Prof. Dr. Büyükateş, “Müsilajın ağır olduğu bölgelerde denize girilmesini tavsiye etmiyoruz”
ÇANAKKALE – Çanakkale Boğazı, son birkaç aydır sıklıkla görülmeye başlayan müsilaj (deniz salyalarının) kirli katman vakit zaman yüzünü göstermeye devam ediyor. Uzmanlar, insan sıhhatini direkt etkilemeyen ancak dolaylı olarak etkileyen deniz salyasının ağır olduğu bölgelerde denize girilmemesini öneriyor.
Çanakkale Boğazı’nda balıkçıların ağlarına ziyan veren müsilajın tesiri hala devam ediyor. Hava sıcaklıklarının değişimine bağlı olarak ortaya çıkan deniz salyası, balık popülasyonunu da tehdit ediyor. Marmara Denizi ve Çanakkale Boğazı’nda mavi suların üzerinde beliren katman biçimindeki ve köpüğü andıran müsilaj sorunu sürüyor.
“Doğal bir olay”
Müsilaj olayının doğal bir olay olduğunu beliren Çanakkale Onsekiz Mart Üniversitesi Deniz Bilimleri ve Teknolojisi Fakültesi Öğretim Üyesi Prof. Dr. Yeşim Büyükateş, “Müsilaj olayı; biyolojik, kimyasal ve fizikî kaideler uygun olduğunda çeşitli denizel organizmaların çoğalması sonucu ortaya çıkan doğal bir olay. Makul iklimsel ve tropik şartlar altında çeşitli denizel organizmaların ürettiği, organik unsurun sistemsiz olarak birikmesi durumu. Çoklukla fitoplanktonik organizmalardan diyatomların sayılarını arttırmasıyla oluşan bir olay” dedi.

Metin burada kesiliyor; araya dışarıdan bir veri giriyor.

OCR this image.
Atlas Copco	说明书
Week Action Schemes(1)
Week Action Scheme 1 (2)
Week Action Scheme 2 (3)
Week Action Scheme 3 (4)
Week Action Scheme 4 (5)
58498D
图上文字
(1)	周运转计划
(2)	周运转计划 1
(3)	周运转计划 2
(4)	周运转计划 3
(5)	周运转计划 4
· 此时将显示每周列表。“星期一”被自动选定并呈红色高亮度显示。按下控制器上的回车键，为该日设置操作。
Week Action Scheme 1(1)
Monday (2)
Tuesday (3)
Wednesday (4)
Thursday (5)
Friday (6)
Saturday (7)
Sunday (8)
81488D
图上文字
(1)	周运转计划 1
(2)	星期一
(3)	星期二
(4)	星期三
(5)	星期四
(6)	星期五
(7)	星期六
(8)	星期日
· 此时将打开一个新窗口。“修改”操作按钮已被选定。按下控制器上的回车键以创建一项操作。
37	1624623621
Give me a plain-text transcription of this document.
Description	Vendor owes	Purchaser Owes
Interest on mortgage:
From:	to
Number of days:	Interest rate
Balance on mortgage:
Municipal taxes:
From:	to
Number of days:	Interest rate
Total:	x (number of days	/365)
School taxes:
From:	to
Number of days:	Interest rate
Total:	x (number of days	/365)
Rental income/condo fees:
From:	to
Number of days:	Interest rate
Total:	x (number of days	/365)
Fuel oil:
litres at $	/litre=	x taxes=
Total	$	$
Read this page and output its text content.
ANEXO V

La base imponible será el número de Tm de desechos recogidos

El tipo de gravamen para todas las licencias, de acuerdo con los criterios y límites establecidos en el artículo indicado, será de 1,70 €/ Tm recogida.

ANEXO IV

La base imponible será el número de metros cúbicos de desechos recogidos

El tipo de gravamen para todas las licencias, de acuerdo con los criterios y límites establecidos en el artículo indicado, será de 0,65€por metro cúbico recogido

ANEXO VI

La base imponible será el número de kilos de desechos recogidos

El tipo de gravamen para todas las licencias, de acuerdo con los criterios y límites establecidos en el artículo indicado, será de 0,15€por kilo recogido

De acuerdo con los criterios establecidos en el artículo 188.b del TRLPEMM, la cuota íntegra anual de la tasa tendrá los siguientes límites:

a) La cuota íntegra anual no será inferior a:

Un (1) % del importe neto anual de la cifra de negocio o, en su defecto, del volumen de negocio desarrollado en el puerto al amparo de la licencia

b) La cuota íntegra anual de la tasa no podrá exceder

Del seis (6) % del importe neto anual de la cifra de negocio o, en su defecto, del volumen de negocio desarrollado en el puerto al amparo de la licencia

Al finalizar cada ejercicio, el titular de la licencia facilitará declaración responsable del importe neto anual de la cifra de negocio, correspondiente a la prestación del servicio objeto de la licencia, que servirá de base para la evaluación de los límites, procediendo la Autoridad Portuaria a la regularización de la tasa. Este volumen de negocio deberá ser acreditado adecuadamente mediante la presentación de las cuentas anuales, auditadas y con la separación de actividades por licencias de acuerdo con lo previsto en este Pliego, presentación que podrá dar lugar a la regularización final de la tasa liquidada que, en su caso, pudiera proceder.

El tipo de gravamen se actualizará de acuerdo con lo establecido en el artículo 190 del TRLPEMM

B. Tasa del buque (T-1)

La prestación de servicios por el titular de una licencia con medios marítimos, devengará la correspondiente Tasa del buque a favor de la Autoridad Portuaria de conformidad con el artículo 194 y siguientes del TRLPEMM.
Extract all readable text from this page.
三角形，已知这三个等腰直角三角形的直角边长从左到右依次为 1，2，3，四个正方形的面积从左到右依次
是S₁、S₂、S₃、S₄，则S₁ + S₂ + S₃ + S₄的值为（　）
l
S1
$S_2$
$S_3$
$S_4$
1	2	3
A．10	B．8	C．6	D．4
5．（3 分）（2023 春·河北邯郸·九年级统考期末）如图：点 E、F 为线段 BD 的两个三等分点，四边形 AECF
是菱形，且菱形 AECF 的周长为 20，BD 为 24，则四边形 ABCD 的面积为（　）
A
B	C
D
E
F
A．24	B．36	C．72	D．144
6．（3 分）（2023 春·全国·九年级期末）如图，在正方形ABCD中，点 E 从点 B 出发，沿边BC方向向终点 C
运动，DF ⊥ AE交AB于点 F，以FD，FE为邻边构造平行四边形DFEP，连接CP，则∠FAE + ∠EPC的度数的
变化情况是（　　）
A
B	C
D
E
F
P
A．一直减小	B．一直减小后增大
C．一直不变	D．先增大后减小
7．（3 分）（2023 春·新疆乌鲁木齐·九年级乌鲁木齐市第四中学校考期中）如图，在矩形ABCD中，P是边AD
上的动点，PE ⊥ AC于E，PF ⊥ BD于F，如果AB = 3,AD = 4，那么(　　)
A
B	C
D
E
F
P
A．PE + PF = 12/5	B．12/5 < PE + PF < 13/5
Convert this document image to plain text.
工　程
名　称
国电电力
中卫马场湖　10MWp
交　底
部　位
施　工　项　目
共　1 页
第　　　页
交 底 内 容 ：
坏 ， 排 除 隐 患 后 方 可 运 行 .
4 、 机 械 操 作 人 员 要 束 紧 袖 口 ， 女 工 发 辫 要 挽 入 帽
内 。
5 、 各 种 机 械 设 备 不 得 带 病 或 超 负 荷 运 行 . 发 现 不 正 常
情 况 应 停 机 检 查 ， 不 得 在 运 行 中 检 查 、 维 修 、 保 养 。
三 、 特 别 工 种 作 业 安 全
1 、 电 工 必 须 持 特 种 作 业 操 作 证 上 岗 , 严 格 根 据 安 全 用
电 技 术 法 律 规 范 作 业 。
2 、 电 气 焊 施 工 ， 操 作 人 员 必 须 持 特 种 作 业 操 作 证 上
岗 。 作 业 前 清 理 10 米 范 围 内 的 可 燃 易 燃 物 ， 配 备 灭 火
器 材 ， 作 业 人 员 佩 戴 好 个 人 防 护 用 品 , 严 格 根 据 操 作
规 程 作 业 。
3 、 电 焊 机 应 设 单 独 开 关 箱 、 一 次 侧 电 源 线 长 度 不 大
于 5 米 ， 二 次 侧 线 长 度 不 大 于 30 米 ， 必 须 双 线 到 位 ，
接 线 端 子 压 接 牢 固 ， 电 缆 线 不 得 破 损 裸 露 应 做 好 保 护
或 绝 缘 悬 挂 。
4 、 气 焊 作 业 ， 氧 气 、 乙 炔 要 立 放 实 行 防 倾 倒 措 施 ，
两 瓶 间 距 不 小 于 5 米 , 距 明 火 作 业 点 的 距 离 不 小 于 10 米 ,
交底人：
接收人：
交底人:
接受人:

“1700’lü yıllardan bu yana görülüyor”
Deniz salyasının birinci defa değil geçmiş yıllarda da çok görüldüğünü söz eden Prof. Dr. Büyükateş, “Bu olay doğal ki yeni bir olay değil. 1700’lü yıllardan beri Adriyatik Denizi’nde gördüğümüz bir olay. 1980’li yılların sonlarından itibaren, bilhassa yaş aylarının başlangıcında biz bu olayı görüyoruz. Ülkemizde ise Çanakkale Boğazı ve Marmara Denizi’nde 1994 yılından bu yana ağır olarak karşılaştığımız bir durum. 2007 ve 2008 döneminde da emsal bir süreci yaşamıştık ve o periyotta de bu müsilaj olayının uzun müddet devam ettiğini gözlemledik. Bilhassa sakin hava koşullarında ve rüzgarın az olduğu durumlarda bu olayı ağır olarak görüyoruz. Çeşitli formlarda akıntılar yahut rüzgar vasıtasıyla yayılmış olarak biz bunları görüyoruz. Rüzgarın tesiri arttığında yavaş yavaş bu olayın sonlandığını görüyoruz. Aslına bakarsanız doğal bir süreç” diye konuştu.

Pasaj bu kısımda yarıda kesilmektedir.